Hey, check out what it’s legal to do now

httpv://www.youtube.com/watch?v=EZ3B8WvVjL4

That masterpiece of American democracy was created by Turn Right USA with the help of “filmmaker” Ladd Ehlinger, Jr, perhaps best known for producing Dale “Get Away From That!” Peterson’s Alabama Ag commissioner ad in 2010. You can tell it’s a Ladd because there’s a gun in it. The subject of this advertisement—probably “object” is the more appropriate word—is Janice Hahn, a Los Angeles City Council member currently running for Congress. In 2008, an LA Fox affiliate ran an investigative piece about the city’s use of “gang intervention specialists”—former gang members who served as liaisons among police, community organizations and gangs—that accused Hahn of paying gang members and pulling strings to get them out of jail. You should probably know that it turns out that didn’t actually happen. Also, the rappers featured in this video are called the Splack Pack, in case you want to book them for your daughter’s bat mitzvah.

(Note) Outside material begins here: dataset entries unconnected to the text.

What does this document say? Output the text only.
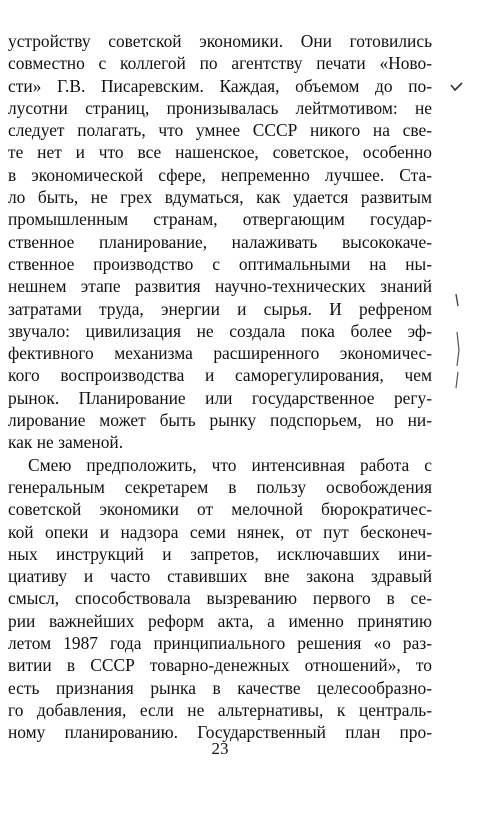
устройству советской экономики. Они готовились
совместно с коллегой по агентству печати «Ново-
сти» Г.В. Писаревским. Каждая, объемом до по-
лусотни страниц, пронизывалась лейтмотивом: не
следует полагать, что умнее СССР никого на све-
те нет и что все нашенское, советское, особенно
в экономической сфере, непременно лучшее. Ста-
ло быть, не грех вдуматься, как удается развитым
промышленным странам, отвергающим государ-
ственное планирование, налаживать высококаче-
ственное производство с оптимальными на ны-
нешнем этапе развития научно-технических знаний
затратами труда, энергии и сырья. И рефреном
звучало: цивилизация не создала пока более эф-
фективного механизма расширенного экономичес-
кого воспроизводства и саморегулирования, чем
рынок. Планирование или государственное регу-
лирование может быть рынку подспорьем, но ни-
как не заменой.
Смею предположить, что интенсивная работа с
генеральным секретарем в пользу освобождения
советской экономики от мелочной бюрократичес-
кой опеки и надзора семи нянек, от пут бесконеч-
ных инструкций и запретов, исключавших ини-
циативу и часто ставивших вне закона здравый
смысл, способствовала вызреванию первого в се-
рии важнейших реформ акта, а именно принятию
летом 1987 года принципиального решения «о раз-
витии в СССР товарно-денежных отношений», то
есть признания рынка в качестве целесообразно-
го добавления, если не альтернативы, к централь-
ному планированию. Государственный план про-
23
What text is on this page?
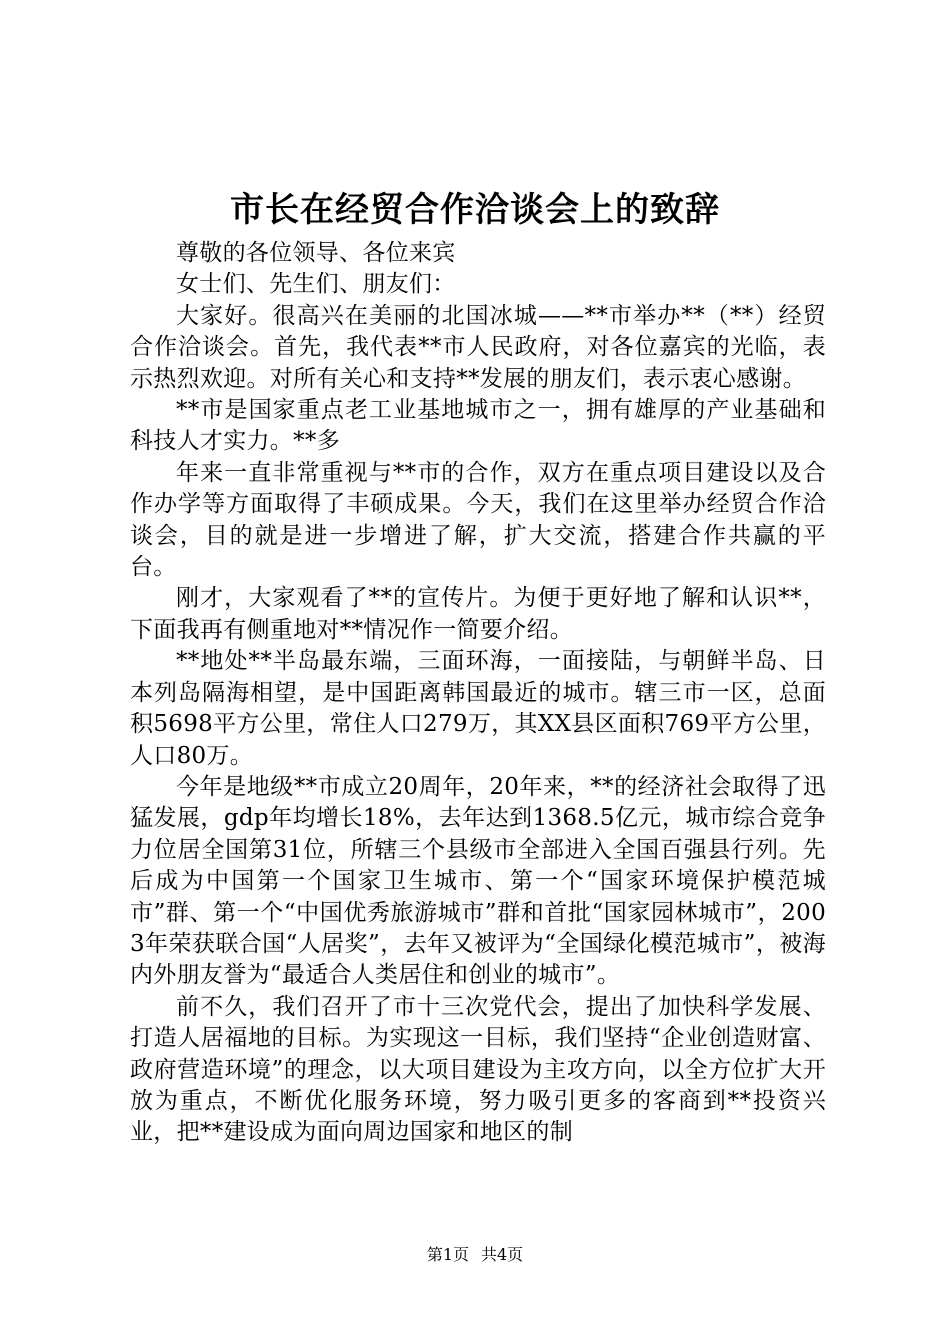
市长在经贸合作洽谈会上的致辞

尊敬的各位领导、各位来宾

女士们、先生们、朋友们：

大家好。很高兴在美丽的北国冰城——**市举办**（**）经贸合作洽谈会。首先，我代表**市人民政府，对各位嘉宾的光临，表示热烈欢迎。对所有关心和支持**发展的朋友们，表示衷心感谢。

**市是国家重点老工业基地城市之一，拥有雄厚的产业基础和科技人才实力。**多

年来一直非常重视与**市的合作，双方在重点项目建设以及合作办学等方面取得了丰硕成果。今天，我们在这里举办经贸合作洽谈会，目的就是进一步增进了解，扩大交流，搭建合作共赢的平台。

刚才，大家观看了**的宣传片。为便于更好地了解和认识**，下面我再有侧重地对**情况作一简要介绍。

**地处**半岛最东端，三面环海，一面接陆，与朝鲜半岛、日本列岛隔海相望，是中国距离韩国最近的城市。辖三市一区，总面积5698平方公里，常住人口279万，其XX县区面积769平方公里，人口80万。

今年是地级**市成立20周年，20年来，**的经济社会取得了迅猛发展，gdp年均增长18%，去年达到1368.5亿元，城市综合竞争力位居全国第31位，所辖三个县级市全部进入全国百强县行列。先后成为中国第一个国家卫生城市、第一个“国家环境保护模范城市”群、第一个“中国优秀旅游城市”群和首批“国家园林城市”，2003年荣获联合国“人居奖”，去年又被评为“全国绿化模范城市”，被海内外朋友誉为“最适合人类居住和创业的城市”。

前不久，我们召开了市十三次党代会，提出了加快科学发展、打造人居福地的目标。为实现这一目标，我们坚持“企业创造财富、政府营造环境”的理念，以大项目建设为主攻方向，以全方位扩大开放为重点，不断优化服务环境，努力吸引更多的客商到**投资兴业，把**建设成为面向周边国家和地区的制

第1页 共4页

Hahn’s opponent in the July special election will be Republican Craig Huey, although you wouldn’t know it from this video. Huey has condemned the ad’s subtly racist/sexist overtones, which you might detect in the part where his opponent’s face is superimposed on a stripper who uses her income to buy guns for black people. Huey’s condemnation is actually plausible, since his campaign has no legal connection to the people who made the ad. Turn Right USA is what’s called a Super PAC—”a Federal Non-connected, Expenditure Only Political Action Committee…organized to execute Independent Expenditure campaigns” made legal by Citizens United v. FEC. Turn Right and other Super PACs can raise essentially unlimited quantities of money from anonymous donors to produce and air political advertisements, provided they don’t endorse a specific candidate.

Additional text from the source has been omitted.